In its lawsuit, TENNY had argued that the City’s property tax system was racially discriminatory, in that taxes as a percentage of fair market values (FMV) are higher in minority neighborhoods than they are in predominantly white areas. TENNY also claimed that the law requiring residential Co-operatives and Condominiums to be valued as though they are rental buildings favors these Co-ops and Condos at the expense of those rental properties.
After upholding TENNY’s standing to maintain the lawsuit, the appeals court methodically considered and rejected each of its claims on the merits, determining that unless there was “palpable” arbitrariness or “invidious discrimination” in the City’s property tax system, tax statutes must be upheld by courts so long as there is a rational relationship between the tax system and the achievement of a legitimate State purpose.
The court rejected TENNY’s challenge of the assessment caps that apply to tax class 1 (and some class 2) properties, even while acknowledging that these caps – which limit the City’s ability to increase assessed values while allowing market values to rise without restriction – have resulted in dramatic disparities in taxes paid by people owning similar properties. The court concluded that since the assessment caps apply uniformly to all Class 1 taxpayers, even though not all Class 1 taxpayers receive the same benefit of the caps, the caps do not violate the State or Federal Equal Protection Clauses.
The court also rejected TENNY’s argument that the law requiring residential Co-ops and Condos be valued for property tax purposes as though they were rental properties violated the Equal Protection Clauses. TENNY argued that valuing Co-ops and Condos built before 1974 by comparing them to comparable rental buildings that are subject to rent regulation undervalues the Co-ops/Condos in comparison to rentals. The court rejected this argument, principally because it found there was a “rational basis” for this law, which was to “insure that owners of condominium and cooperative properties would be taxed fairly compared to rental properties held in single ownership and not penalized because of the type of ownership involved.” The court found that the law was consistent with the legitimate governmental purposes of encouraging home ownership and placing homeowners on a level playing field with owners of rental buildings for tax purposes.

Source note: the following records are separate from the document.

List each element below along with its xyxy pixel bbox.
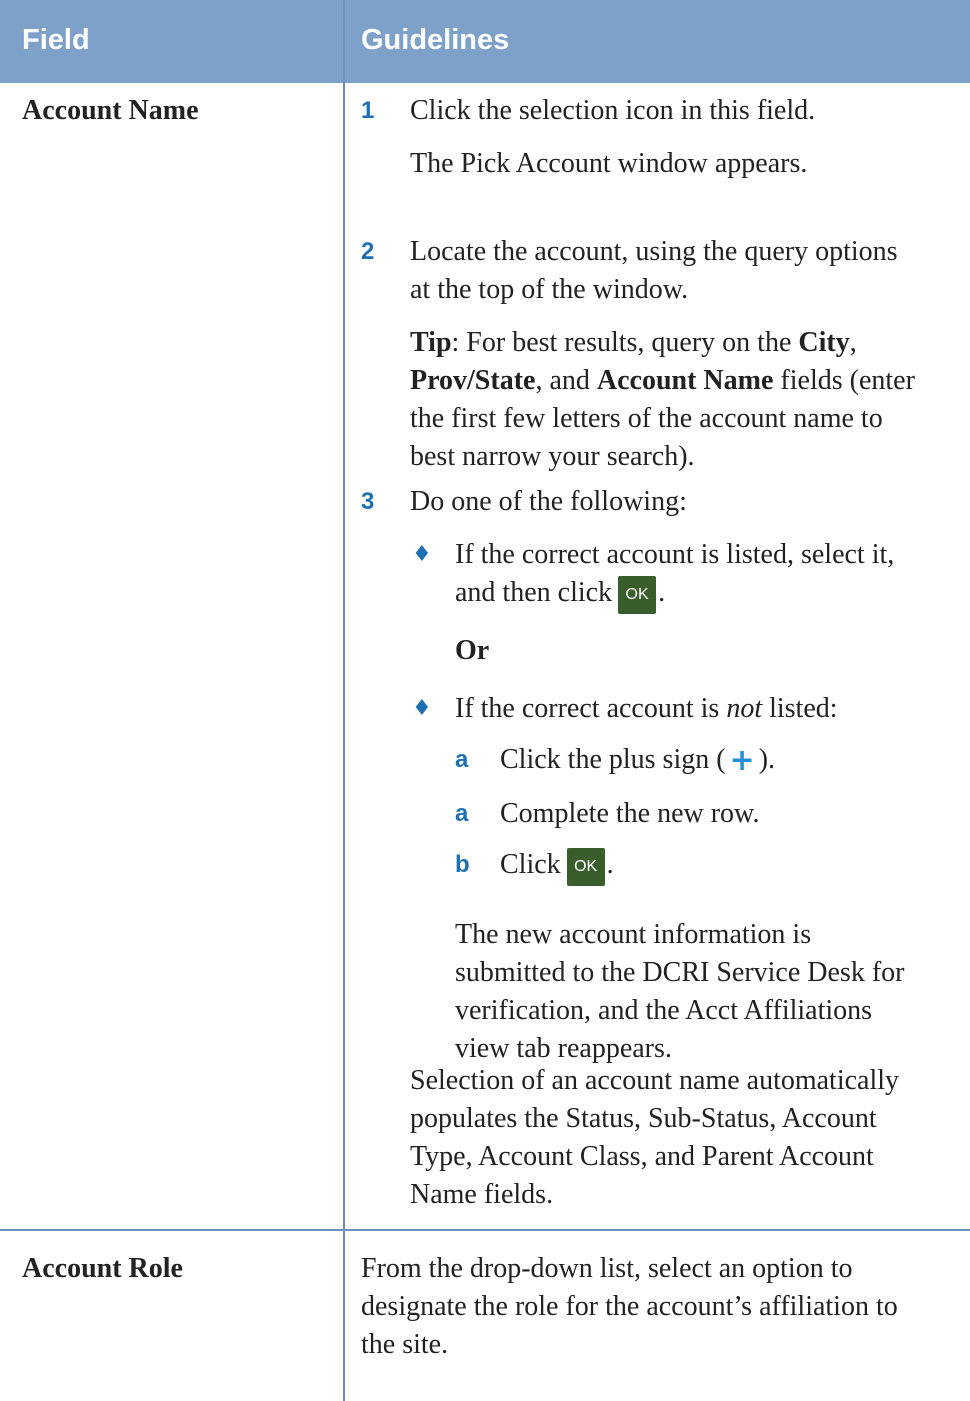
step-number-3: 3: [361, 488, 375, 515]
result-line1: The new account information is: [455, 919, 812, 950]
tip-line-4: best narrow your search).: [410, 441, 695, 472]
account-role-line1: From the drop-down list, select an optio…: [361, 1253, 853, 1284]
substep-a2-text: Complete the new row.: [500, 798, 760, 829]
substep-letter-a-2: a: [455, 800, 469, 827]
step-3-text: Do one of the following:: [410, 486, 687, 517]
substep-b-text: Click OK.: [500, 845, 614, 886]
note-line4: Name fields.: [410, 1179, 554, 1210]
diamond-bullet-icon: ♦: [412, 542, 432, 567]
row-divider: [0, 1229, 970, 1231]
table-header: Field Guidelines: [0, 0, 970, 83]
step-1-result: The Pick Account window appears.: [410, 148, 808, 179]
column-divider: [343, 0, 345, 1401]
diamond-bullet-icon: ♦: [412, 696, 432, 721]
tip-line-3: the first few letters of the account nam…: [410, 403, 883, 434]
note-line2: populates the Status, Sub-Status, Accoun…: [410, 1103, 877, 1134]
step-number-1: 1: [361, 97, 375, 124]
option-1-line2: and then click OK.: [455, 573, 665, 614]
field-account-name: Account Name: [22, 95, 199, 126]
result-line2: submitted to the DCRI Service Desk for: [455, 957, 905, 988]
tip-line-1: Tip: For best results, query on the City…: [410, 327, 857, 358]
step-1-text: Click the selection icon in this field.: [410, 95, 816, 126]
option-1-line1: If the correct account is listed, select…: [455, 539, 895, 570]
substep-letter-a: a: [455, 746, 469, 773]
ok-button[interactable]: OK: [618, 575, 657, 614]
account-role-line3: the site.: [361, 1329, 449, 1360]
column-header-guidelines: Guidelines: [361, 24, 510, 56]
column-header-field: Field: [22, 24, 90, 56]
plus-icon: +: [729, 743, 755, 778]
note-line3: Type, Account Class, and Parent Account: [410, 1141, 874, 1172]
note-line1: Selection of an account name automatical…: [410, 1065, 900, 1096]
tip-line-2: Prov/State, and Account Name fields (ent…: [410, 365, 915, 396]
step-2-text-line1: Locate the account, using the query opti…: [410, 236, 898, 267]
result-line3: verification, and the Acct Affiliations: [455, 995, 873, 1026]
ok-button[interactable]: OK: [566, 847, 605, 886]
step-2-text-line2: at the top of the window.: [410, 274, 689, 305]
substep-letter-b: b: [455, 851, 470, 878]
substep-a-text: Click the plus sign (+).: [500, 743, 776, 778]
account-role-line2: designate the role for the account’s aff…: [361, 1291, 898, 1322]
or-label: Or: [455, 635, 490, 666]
field-account-role: Account Role: [22, 1253, 183, 1284]
step-number-2: 2: [361, 238, 375, 265]
option-2-text: If the correct account is not listed:: [455, 693, 838, 724]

Finally, the court rejected TENNY’s argument that the NYC tax system unconstitutionally apportions the overall tax burden among its four classes of property without regard to the relationship of the market value of each class to the total market value of all properties. While accepting as true TENNY’s observation that Class 1 properties (one, two and three family homes) represent 47% of total NYC property value but pay only 15% of total property taxes, and comparing that to Class 2 properties that constitute 24% of value but pay 37% of tax, the court nonetheless observed that the law was intended to preserve the share each class paid as of the time the system was enacted, and was, as such, serving a legitimate governmental purpose.
In sum, the court acknowledged that it affords deference to the legislature in the context of “classifications made by complex tax laws”, and that even though NYC’s property tax system “does, in many respects, result in unfairness”, it is up to the legislature “to implement a fair and equitable property tax system.”
It will be interesting to see if either a further appeal to the NY Court of Appeals, or action taken pursuant to an anticipated Final Report from the Property Tax Reform Advisory Commission will result in actual changes to NYC’s property tax system, or whether the financial troubles resulting from the COVID-19 pandemic will diminish any appetite for significant reform of the system.